Friedrich Heinemann, head of the ZEW Research Unit “Corporate Taxation and Public Finance” and professor at Heidelberg University, has commented on this matter:

“The outcome of the French election has damaged the euro’s reputation, despite damage control in the second-round ballot. Europe is heading towards very serious conflicts and decisions on fiscal policy with uncertain outcomes.

Although there is relief that a government majority of the xenophobic and nationalist RN was prevented, the parliamentary seats have shifted to the extremes of the political spectrum. For now, this polarised parliament still faces a reform-oriented and pro-European president, whose options are now significantly limited.

This election result in the second largest Member State will further limit the EU’s problem-solving capacity. The NFP, which now claims the right to govern, stands for a reversal of Macron’s reform course. It wants to further increase the already high French minimum wage, cap the price of essential goods and energy, scrap Macron’s pension and labour market reforms, and raise taxes on companies and the wealthy. The NFP is critical of the central integration project of a market-oriented internal market and pursues a decidedly protectionist course at Europe’s borders, rejecting the principles of free trade. It not only opposes new free trade agreements but also wants to end existing ones.

The result will have very tangible consequences for the next EU financial framework. An ambitious expansion of the EU budget now stands little chance, given the Franco-German disagreement on the direction of the integration project.

New EU debt is also likely to be off the table. Financial solidarity during COVID-19 was justified because the pandemic and its financial consequences were an unforeseen external event. However, the French election result represents a looming departure from France’s previous economic and European policy of fiscal responsibility. The expected further deterioration of French public finances would be clearly self-inflicted.

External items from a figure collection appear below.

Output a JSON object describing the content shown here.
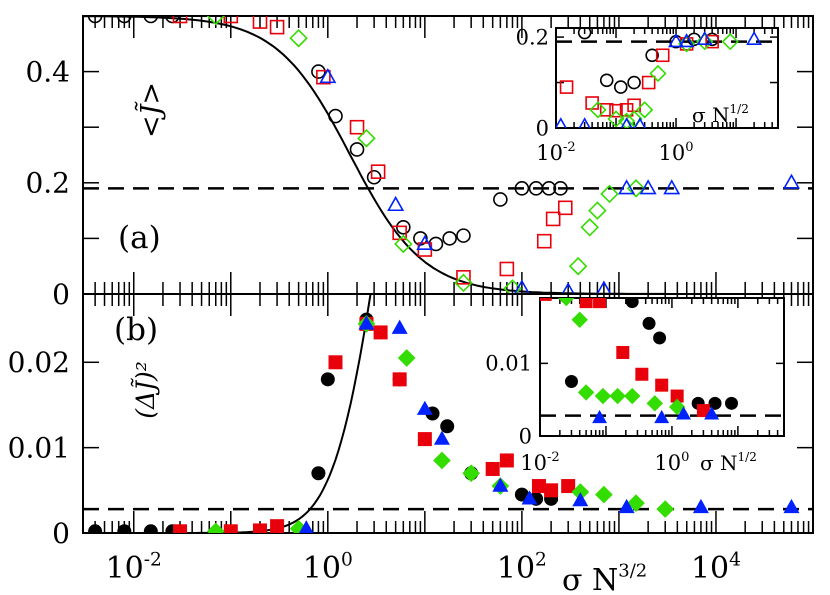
{
  "chart_data": [
    {
      "panel": "a",
      "type": "scatter",
      "panel_label": "(a)",
      "ylabel": "<J̃>",
      "xscale": "log",
      "xlim": [
        0.003,
        100000
      ],
      "ylim": [
        0,
        0.5
      ],
      "yticks": [
        "0",
        "0.2",
        "0.4"
      ],
      "reference_line": {
        "y": 0.19,
        "style": "dashed"
      },
      "fit_curve": "solid sigmoid from 0.5 to 0",
      "series": [
        {
          "name": "black circles",
          "marker": "circle-open",
          "color": "#000000",
          "x": [
            0.004,
            0.008,
            0.015,
            0.025,
            0.8,
            1.2,
            2.0,
            3.0,
            6,
            9,
            13,
            18,
            25,
            60,
            100,
            140,
            190,
            250
          ],
          "y": [
            0.5,
            0.5,
            0.5,
            0.5,
            0.4,
            0.32,
            0.26,
            0.21,
            0.12,
            0.1,
            0.09,
            0.1,
            0.105,
            0.17,
            0.19,
            0.19,
            0.19,
            0.19
          ]
        },
        {
          "name": "red squares",
          "marker": "square-open",
          "color": "#e8000b",
          "x": [
            0.03,
            0.1,
            0.2,
            0.3,
            0.9,
            2.0,
            3.3,
            5.5,
            10,
            25,
            70,
            170,
            210,
            280
          ],
          "y": [
            0.5,
            0.5,
            0.49,
            0.48,
            0.39,
            0.3,
            0.22,
            0.11,
            0.08,
            0.03,
            0.045,
            0.095,
            0.135,
            0.155
          ]
        },
        {
          "name": "green diamonds",
          "marker": "diamond-open",
          "color": "#33dd00",
          "x": [
            0.07,
            0.5,
            2.5,
            6,
            25,
            80,
            380,
            500,
            600,
            800,
            1500
          ],
          "y": [
            0.5,
            0.46,
            0.28,
            0.09,
            0.02,
            0.01,
            0.05,
            0.12,
            0.15,
            0.18,
            0.19
          ]
        },
        {
          "name": "blue triangles",
          "marker": "triangle-open",
          "color": "#0022ff",
          "x": [
            1.0,
            5.0,
            10,
            100,
            300,
            700,
            1200,
            2000,
            3500,
            60000
          ],
          "y": [
            0.39,
            0.16,
            0.09,
            0.01,
            0.005,
            0.008,
            0.19,
            0.19,
            0.19,
            0.2
          ]
        }
      ],
      "inset": {
        "xlabel": "σ N^1/2",
        "xscale": "log",
        "xlim": [
          0.01,
          50
        ],
        "ylim": [
          0,
          0.22
        ],
        "yticks": [
          "0",
          "0.2"
        ],
        "xticks": [
          {
            "base": "10",
            "exp": "-2"
          },
          {
            "base": "10",
            "exp": "0"
          }
        ],
        "reference_line": {
          "y": 0.19,
          "style": "dashed"
        },
        "series": [
          {
            "name": "black circles",
            "marker": "circle-open",
            "color": "#000000",
            "x": [
              0.03,
              0.07,
              0.12,
              0.2,
              0.4,
              1.0,
              2.0,
              4.0
            ],
            "y": [
              0.21,
              0.105,
              0.09,
              0.1,
              0.16,
              0.19,
              0.195,
              0.195
            ]
          },
          {
            "name": "red squares",
            "marker": "square-open",
            "color": "#e8000b",
            "x": [
              0.015,
              0.04,
              0.07,
              0.1,
              0.15,
              0.2,
              0.35,
              0.6,
              1.5,
              4.0
            ],
            "y": [
              0.09,
              0.055,
              0.04,
              0.038,
              0.04,
              0.05,
              0.1,
              0.16,
              0.185,
              0.19
            ]
          },
          {
            "name": "green diamonds",
            "marker": "diamond-open",
            "color": "#33dd00",
            "x": [
              0.05,
              0.1,
              0.15,
              0.2,
              0.3,
              0.5,
              1.5,
              3.0,
              8.0
            ],
            "y": [
              0.04,
              0.02,
              0.015,
              0.02,
              0.04,
              0.12,
              0.185,
              0.19,
              0.19
            ]
          },
          {
            "name": "blue triangles",
            "marker": "triangle-open",
            "color": "#0022ff",
            "x": [
              0.012,
              0.03,
              0.15,
              0.25,
              1.0,
              1.5,
              3.0,
              20
            ],
            "y": [
              0.005,
              0.005,
              0.005,
              0.005,
              0.19,
              0.19,
              0.195,
              0.195
            ]
          }
        ]
      }
    },
    {
      "panel": "b",
      "type": "scatter",
      "panel_label": "(b)",
      "ylabel": "(ΔJ̃)²",
      "xlabel": "σ N^3/2",
      "xscale": "log",
      "xlim": [
        0.003,
        100000
      ],
      "ylim": [
        0,
        0.028
      ],
      "yticks": [
        "0",
        "0.01",
        "0.02"
      ],
      "xticks": [
        {
          "base": "10",
          "exp": "-2"
        },
        {
          "base": "10",
          "exp": "0"
        },
        {
          "base": "10",
          "exp": "2"
        },
        {
          "base": "10",
          "exp": "4"
        }
      ],
      "reference_line": {
        "y": 0.0028,
        "style": "dashed"
      },
      "fit_curve": "solid peaked curve with maximum near x = 2.5",
      "series": [
        {
          "name": "black filled circles",
          "marker": "circle-filled",
          "color": "#000000",
          "x": [
            0.004,
            0.008,
            0.015,
            0.025,
            0.8,
            1.0,
            2.5,
            5.5,
            12,
            17,
            30,
            100,
            140,
            200
          ],
          "y": [
            0.0002,
            0.0002,
            0.0002,
            0.0002,
            0.007,
            0.018,
            0.025,
            0.018,
            0.014,
            0.0125,
            0.007,
            0.0045,
            0.004,
            0.004
          ]
        },
        {
          "name": "red filled squares",
          "marker": "square-filled",
          "color": "#e8000b",
          "x": [
            0.03,
            0.1,
            0.2,
            0.3,
            1.2,
            2.5,
            3.5,
            5.5,
            10,
            50,
            70,
            150,
            200,
            300
          ],
          "y": [
            0.0002,
            0.0002,
            0.0003,
            0.0008,
            0.02,
            0.0245,
            0.0235,
            0.018,
            0.011,
            0.0075,
            0.0085,
            0.0055,
            0.005,
            0.0055
          ]
        },
        {
          "name": "green filled diamonds",
          "marker": "diamond-filled",
          "color": "#33dd00",
          "x": [
            0.07,
            0.5,
            2.5,
            6.5,
            15,
            30,
            60,
            400,
            700,
            1500,
            3000
          ],
          "y": [
            0.0002,
            0.0005,
            0.0245,
            0.0205,
            0.0085,
            0.007,
            0.0055,
            0.0048,
            0.0045,
            0.0035,
            0.0028
          ]
        },
        {
          "name": "blue filled triangles",
          "marker": "triangle-filled",
          "color": "#0022ff",
          "x": [
            0.6,
            2.5,
            5.5,
            10,
            15,
            60,
            120,
            400,
            1200,
            7000,
            60000
          ],
          "y": [
            0.0005,
            0.0245,
            0.024,
            0.0145,
            0.011,
            0.0055,
            0.004,
            0.0038,
            0.003,
            0.003,
            0.003
          ]
        }
      ],
      "inset": {
        "xlabel": "σ N^1/2",
        "xscale": "log",
        "xlim": [
          0.01,
          50
        ],
        "ylim": [
          0,
          0.019
        ],
        "yticks": [
          "0",
          "0.01"
        ],
        "xticks": [
          {
            "base": "10",
            "exp": "-2"
          },
          {
            "base": "10",
            "exp": "0"
          }
        ],
        "reference_line": {
          "y": 0.0028,
          "style": "dashed"
        },
        "series": [
          {
            "name": "black filled circles",
            "marker": "circle-filled",
            "color": "#000000",
            "x": [
              0.03,
              0.25,
              0.45,
              0.65,
              2.5,
              4.5,
              8.0
            ],
            "y": [
              0.0075,
              0.0185,
              0.0155,
              0.0135,
              0.0045,
              0.0045,
              0.0045
            ]
          },
          {
            "name": "red filled squares",
            "marker": "square-filled",
            "color": "#e8000b",
            "x": [
              0.012,
              0.05,
              0.08,
              0.18,
              0.35,
              0.7,
              1.2,
              3.0
            ],
            "y": [
              0.0195,
              0.0185,
              0.0185,
              0.0115,
              0.0085,
              0.007,
              0.0055,
              0.0035
            ]
          },
          {
            "name": "green filled diamonds",
            "marker": "diamond-filled",
            "color": "#33dd00",
            "x": [
              0.025,
              0.04,
              0.05,
              0.09,
              0.15,
              0.25,
              0.55,
              1.2
            ],
            "y": [
              0.019,
              0.016,
              0.006,
              0.0055,
              0.0055,
              0.0055,
              0.0045,
              0.004
            ]
          },
          {
            "name": "blue filled triangles",
            "marker": "triangle-filled",
            "color": "#0022ff",
            "x": [
              0.08,
              0.7,
              1.5,
              4.0
            ],
            "y": [
              0.0025,
              0.0025,
              0.003,
              0.003
            ]
          }
        ]
      }
    }
  ]
}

It is hard to imagine that a German government would back the financial policy of a fiscally populist France through higher German EU guarantees without voter backlash.

The European Commission and the ECB now face pressing questions about France’s already critically high deficits: they should be increasing the pressure on Paris to reduce deficits. However, France is considered a clear case of ‘too big to fail’. A French debt crisis would trigger a global financial crisis and could destroy the euro. So even a left-populist fiscal policy in Paris can ultimately hope for tolerance from the Commission and financial backing from the ECB. The Commission and the ECB now have to contend with the accusation that their lax and politicised interpretation of the Stability Pact and interest rate guarantees for high-debt states have encouraged the election of populists at both ends of the spectrum. It would also play into the hands of populists of all stripes if the EU institutions, which have previously allowed a euro-friendly government to violate stability rules, now deny the same to a new democratically legitimised government.”